Feb. 5, 2010— -- Nearly 600 conservative activists, members of the new and growing Tea Party, have come together in Nashville, Tenn., for the first ever National Tea Party Convention.
Many say they are angry at all politicians, Democrats and Republicans alike, and are here to network and plan for the future.
They are focused on the nuts and bolts of politics, like voter registration, and there is a tone of anger and confrontation.
"You know what we're here for?" said one woman speaking to the crowd. "A little bit of R and R, for Revival and Revolt!"
These delegates hope that their movement can make a real impact on politics, and they think they've got the momentum they need to pull it off.
"I'm excited," said Tim Peak, a Phoenix, Ariz., charter school director. "It's the first time in a long time that I've had some hope for some kind of reversal in our national policies."
Catherine Tenek of Suffolk County, N.Y., is a self-described "everyday blue-collar worker" who operates heavy machinery and forklifts for a living. She couldn't pay her own way here so fellow members of the Suffolk County 9/12 Project raised money to send her on their behalf. "I'm here to learn how to organize for America," she said, but added, "the conservative way."
The convention's first speaker, former Rep. Tom Tancredo of Colorado said that people who voted for Barack Obama could not pass a basic civics literacy test. "People who would not even spell the word vote or say it in English put a committed socialist ideologue in the White House...named Barack Hussein Obama," he said.
Yes, that's right. The president is a socialist, his supporters illiterate.
Today, Tancredo stood by his comments. "These people didn't have the slightest idea about what America is all about, about the Constitution," he said. "And they went and voted!"
The leader of the Tea Party convention, Judson Phillips, had no problem with it, either. "I think what Tom Tancredo was saying, he thinks a lot of people really didn't understand what they were voting for when they voted for Barack Obama," adding, "He did a fantastic job, didn't he?"

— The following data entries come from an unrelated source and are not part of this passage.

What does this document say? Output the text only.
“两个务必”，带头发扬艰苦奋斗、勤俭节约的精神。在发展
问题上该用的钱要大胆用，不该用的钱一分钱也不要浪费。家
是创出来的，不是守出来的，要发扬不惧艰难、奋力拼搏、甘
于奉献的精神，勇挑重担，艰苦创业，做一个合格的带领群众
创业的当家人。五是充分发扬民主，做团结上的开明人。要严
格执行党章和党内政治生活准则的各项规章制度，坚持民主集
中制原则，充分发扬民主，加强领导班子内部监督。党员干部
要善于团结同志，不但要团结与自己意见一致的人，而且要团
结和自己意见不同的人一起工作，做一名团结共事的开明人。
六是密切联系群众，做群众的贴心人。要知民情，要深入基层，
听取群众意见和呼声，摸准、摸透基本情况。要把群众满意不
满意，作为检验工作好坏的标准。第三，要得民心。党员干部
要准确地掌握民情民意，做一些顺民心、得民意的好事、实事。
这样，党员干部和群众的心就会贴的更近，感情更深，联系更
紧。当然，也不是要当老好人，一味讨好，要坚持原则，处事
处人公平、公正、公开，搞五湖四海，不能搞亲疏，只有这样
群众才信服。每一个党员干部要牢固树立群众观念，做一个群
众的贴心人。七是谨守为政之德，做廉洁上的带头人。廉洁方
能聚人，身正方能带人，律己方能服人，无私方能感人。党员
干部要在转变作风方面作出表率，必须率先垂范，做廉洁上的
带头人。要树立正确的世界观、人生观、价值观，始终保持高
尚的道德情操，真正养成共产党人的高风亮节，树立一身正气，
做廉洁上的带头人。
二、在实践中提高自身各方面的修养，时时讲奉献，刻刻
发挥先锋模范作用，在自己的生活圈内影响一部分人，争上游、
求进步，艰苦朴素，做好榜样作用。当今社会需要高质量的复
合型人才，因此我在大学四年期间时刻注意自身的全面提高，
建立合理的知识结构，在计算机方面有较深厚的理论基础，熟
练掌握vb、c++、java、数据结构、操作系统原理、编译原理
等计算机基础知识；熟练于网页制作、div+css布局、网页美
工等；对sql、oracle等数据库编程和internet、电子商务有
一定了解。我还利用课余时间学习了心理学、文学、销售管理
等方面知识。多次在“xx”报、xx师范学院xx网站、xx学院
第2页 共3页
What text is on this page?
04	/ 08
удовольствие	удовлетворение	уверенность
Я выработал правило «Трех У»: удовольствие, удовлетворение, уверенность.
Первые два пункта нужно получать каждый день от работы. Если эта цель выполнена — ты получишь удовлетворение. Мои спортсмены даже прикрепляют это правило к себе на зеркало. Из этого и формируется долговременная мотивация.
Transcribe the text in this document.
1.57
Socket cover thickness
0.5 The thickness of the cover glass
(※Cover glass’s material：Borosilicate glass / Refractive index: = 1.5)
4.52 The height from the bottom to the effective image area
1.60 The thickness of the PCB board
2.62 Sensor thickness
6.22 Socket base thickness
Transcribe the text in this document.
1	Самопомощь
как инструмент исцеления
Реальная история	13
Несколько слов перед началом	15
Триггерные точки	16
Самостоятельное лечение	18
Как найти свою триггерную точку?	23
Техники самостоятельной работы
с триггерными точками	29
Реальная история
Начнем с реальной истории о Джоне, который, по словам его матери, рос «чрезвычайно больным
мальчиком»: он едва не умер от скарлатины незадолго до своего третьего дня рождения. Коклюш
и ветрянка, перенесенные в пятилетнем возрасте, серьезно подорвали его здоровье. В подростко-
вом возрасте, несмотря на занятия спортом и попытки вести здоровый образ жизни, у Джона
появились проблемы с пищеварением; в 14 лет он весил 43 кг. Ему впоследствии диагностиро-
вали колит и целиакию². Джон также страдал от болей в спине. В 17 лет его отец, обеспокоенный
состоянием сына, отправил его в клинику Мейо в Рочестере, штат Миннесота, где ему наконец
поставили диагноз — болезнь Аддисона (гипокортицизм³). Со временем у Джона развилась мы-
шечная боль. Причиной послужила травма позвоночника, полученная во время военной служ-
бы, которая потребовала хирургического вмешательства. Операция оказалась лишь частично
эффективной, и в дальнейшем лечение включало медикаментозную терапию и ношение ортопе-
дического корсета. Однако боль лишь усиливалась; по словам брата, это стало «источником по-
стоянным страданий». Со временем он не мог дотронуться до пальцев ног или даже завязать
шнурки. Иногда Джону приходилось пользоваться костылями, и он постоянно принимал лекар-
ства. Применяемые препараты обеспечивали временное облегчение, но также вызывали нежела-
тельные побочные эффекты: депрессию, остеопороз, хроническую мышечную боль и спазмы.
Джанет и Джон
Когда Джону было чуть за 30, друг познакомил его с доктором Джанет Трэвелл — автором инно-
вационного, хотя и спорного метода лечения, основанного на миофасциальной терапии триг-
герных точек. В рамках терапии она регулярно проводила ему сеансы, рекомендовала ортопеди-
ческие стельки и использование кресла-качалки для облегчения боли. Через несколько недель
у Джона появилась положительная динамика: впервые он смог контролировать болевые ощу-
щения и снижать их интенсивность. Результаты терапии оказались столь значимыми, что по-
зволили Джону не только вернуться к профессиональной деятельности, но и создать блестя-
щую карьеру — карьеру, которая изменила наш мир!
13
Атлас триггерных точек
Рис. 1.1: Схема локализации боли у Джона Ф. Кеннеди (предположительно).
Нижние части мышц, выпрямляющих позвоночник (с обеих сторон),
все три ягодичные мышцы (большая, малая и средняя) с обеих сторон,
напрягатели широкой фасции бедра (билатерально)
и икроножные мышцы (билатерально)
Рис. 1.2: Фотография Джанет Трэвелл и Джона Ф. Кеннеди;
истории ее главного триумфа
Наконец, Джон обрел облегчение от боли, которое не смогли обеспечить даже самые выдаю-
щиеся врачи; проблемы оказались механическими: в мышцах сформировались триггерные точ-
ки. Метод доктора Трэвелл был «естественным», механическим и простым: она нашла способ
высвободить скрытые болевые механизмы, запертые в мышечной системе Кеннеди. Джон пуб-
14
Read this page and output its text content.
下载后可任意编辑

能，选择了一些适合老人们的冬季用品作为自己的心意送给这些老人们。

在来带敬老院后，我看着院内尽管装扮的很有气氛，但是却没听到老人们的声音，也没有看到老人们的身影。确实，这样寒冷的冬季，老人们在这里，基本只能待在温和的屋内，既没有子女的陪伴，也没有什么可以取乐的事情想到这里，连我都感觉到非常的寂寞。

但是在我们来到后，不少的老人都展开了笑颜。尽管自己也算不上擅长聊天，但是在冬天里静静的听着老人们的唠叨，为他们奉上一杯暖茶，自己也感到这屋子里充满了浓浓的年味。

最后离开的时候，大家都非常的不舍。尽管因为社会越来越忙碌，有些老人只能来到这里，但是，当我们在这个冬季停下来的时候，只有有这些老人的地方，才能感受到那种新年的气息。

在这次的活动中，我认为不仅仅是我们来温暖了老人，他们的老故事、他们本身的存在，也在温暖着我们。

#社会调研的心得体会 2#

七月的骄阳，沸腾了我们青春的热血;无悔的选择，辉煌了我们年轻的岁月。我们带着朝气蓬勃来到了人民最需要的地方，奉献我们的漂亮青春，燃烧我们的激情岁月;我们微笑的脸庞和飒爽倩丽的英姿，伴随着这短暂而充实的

Tancredo went even further about voters saying, "I think it should be exactly the same test that we give immigrants coming into the country. And if you can't pass a test about American civics that an immigrant has to pass in order to be here, then I don't think you should be able to vote."
In true Tea Party fashion, Tancredo also had a couple of words to say to Obama's former rival, John McCain. "Thank God John McCain lost the election," he said. He went on to say that a McCain presidency would have been a repeat of what he called "Bush 1 and Bush 2," with big budgets and a lackluster stand against illegal immigration.
But when we asked delegates what they thought, their feelings about the president were almost universal.
"I believe he is a socialist," said one.
"You just read his story, he's a Marxist," said another.
And "I do think he has a socialist agenda."
But as for calling the president's supporters illiterate?
"Well I think that was probably a little harsh," said Dr. Dan Eichenbaum, a delegate and congressional candidate from North Carolina. "I'm sure there are people who voted for Obama who understand what Obama is. But Obama is an ideologue on the left."
This convention schedule shows the range of ideas here...everything from a seminar on technology to a speech on the "correlations between the current administration and Marxist dictators of Latin America," to a speech about "Where the Tea Party Movement Goes From Here."
Many of the people here are not your usual activists. Jim and Julie Dam of Avon, Ind., drove 300 miles just to participate. "We're not really political people," said Jim. "We just vote like everybody else. But now, the way this administration is going, the way this country is going, it's getting a little scary."
"We do not want the government in our health care," added Julie Dam. "We do not want the government taxing us to death."
Tania Ash, a housewife from Florida, brought a big picture of the convention's keynote speaker, former Alaska governor Sarah Palin. The picture is covered in signatures from fellow activists that Ash has met at the eight Tea Party events she has attended this past year.
Ash's husband lost his job a year ago and as a result, they have no health insurance. "I would love to have free health care coverage," she said. "I don't have any right now. But nothing is free. We [as a country] can't afford it."
"The Tea Party movement is going through a growing phrase," said Republican strategist Kevin Madden. "It is very early for a political movement. One of the things that they have to do is kind of recorrect the caricature."
One of the goals of the convention is to turn this movement into a political force. The question is, does some of the hard rhetoric keep them on the fringe?